How to grow as a junior product designer

Over the past few years, I've had the opportunity to grow a few teams of product designers with a variety of experiences. From my observation in coaching and mentoring — especially the junior to mid-level designers — it is fascinating to see different approaches taken by these designers to get better at their role. If you categorize yourself as a junior product designer, here are several aspects you can focus on if you wanted to ramp up your career growth even faster.

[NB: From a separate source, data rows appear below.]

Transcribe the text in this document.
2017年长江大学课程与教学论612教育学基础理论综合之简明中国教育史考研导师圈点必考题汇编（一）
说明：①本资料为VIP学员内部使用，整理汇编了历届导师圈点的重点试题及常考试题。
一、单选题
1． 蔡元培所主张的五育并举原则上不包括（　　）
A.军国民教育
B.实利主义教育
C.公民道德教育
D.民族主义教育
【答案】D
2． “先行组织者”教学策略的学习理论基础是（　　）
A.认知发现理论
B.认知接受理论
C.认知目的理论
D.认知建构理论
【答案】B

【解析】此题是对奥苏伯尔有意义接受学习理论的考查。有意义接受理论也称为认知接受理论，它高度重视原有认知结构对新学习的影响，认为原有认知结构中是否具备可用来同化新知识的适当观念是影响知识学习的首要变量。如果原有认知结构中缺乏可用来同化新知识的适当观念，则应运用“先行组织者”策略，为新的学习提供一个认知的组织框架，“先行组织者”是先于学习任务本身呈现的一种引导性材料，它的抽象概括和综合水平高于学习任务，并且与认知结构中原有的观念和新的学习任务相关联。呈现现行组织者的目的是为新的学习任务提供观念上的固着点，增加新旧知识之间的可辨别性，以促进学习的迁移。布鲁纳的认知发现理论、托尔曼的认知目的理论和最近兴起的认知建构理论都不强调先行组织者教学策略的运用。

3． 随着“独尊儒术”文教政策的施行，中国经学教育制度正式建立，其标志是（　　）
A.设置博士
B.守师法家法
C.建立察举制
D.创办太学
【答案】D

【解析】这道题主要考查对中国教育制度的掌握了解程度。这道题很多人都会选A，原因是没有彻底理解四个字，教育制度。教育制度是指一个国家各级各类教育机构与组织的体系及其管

  1. Ask a lot of questions — One noticeable weakness is the inability to ask enough questions. It is never too early to ask questions and there's definitely no such thing as stupid question. Always be skeptical with the requirements if things are unclear. Avoid forming too many assumptions. Question as much as possible to get a better picture on what you are trying to solve. Otherwise, you'll end up working with the wrong assumption or going into a totally different direction - which can later be interpreted as incompetence. Furthermore, by asking questions, it shows how proactive you are as a collaborator in a team.

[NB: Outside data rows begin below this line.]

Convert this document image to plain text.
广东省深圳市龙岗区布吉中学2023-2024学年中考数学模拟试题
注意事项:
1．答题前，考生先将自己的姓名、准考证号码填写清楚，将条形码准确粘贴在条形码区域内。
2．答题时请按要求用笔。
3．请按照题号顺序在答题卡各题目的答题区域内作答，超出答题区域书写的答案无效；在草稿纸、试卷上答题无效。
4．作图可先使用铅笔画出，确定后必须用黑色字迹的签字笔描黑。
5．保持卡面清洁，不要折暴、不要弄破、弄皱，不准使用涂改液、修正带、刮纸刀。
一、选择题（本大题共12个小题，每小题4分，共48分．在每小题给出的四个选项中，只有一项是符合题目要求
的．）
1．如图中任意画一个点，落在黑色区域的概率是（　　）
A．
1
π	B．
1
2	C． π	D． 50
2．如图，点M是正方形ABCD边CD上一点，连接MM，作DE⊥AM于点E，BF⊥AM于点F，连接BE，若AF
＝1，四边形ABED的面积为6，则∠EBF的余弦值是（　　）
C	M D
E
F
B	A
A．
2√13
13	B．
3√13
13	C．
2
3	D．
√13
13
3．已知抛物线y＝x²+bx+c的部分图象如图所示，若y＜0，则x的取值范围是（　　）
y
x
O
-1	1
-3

  2. Explore more concepts — As a visual communicator, it is our job to turn ideas into a functional interface. But more often than not, designers tend to be attached to the first few ideas that come to mind. It is always important to explore a wide range of concepts that satisfy the same requirements and limitations. Merely changing the position of a button is not 'another concept'. Go crazy. Start from a blank canvas to get your mind going. Be aware of the pros and cons for each of them and use those as talking points in your presentation. Chances are the final version is a hybrid of some of these concepts.

  3. Share fast, share often — Be proactive in sharing and getting feedback for your work - especially from your direct manager. It doesn't matter if you're still in the ideation or conceptual stage - it is never too early to share your work and get the feedback loop running. This is crucial to make sure you're not wasting your time exploring in a wrong direction. Plus, you'll be able to narrow down your ideas earlier in the process so you know which concepts to focus on further. Most of the time, those feedback sessions might spark a few more ideas worth exploring.

  4. Be more open for criticism — Designer ego is a real thing. It is okay to be passionate about your work. But don't be too attached to certain solutions. It is important to be able to defend your design decision, but at the same time, you should be able to objectively accept constructive criticism even if it means you'll have to start everything from scratch. Your work is not your worth (that's another topic of its own), so never take things personally. Instead, absorb as much as possible, so you know which area to improve further.

None of these aspects are really related to your design skills and ability. I'm not saying those are not important, however by tuning these aspects earlier in your career, it will make it easier for you to grow into a better product designer as you work with other designers and other functional parts of a company. Good luck!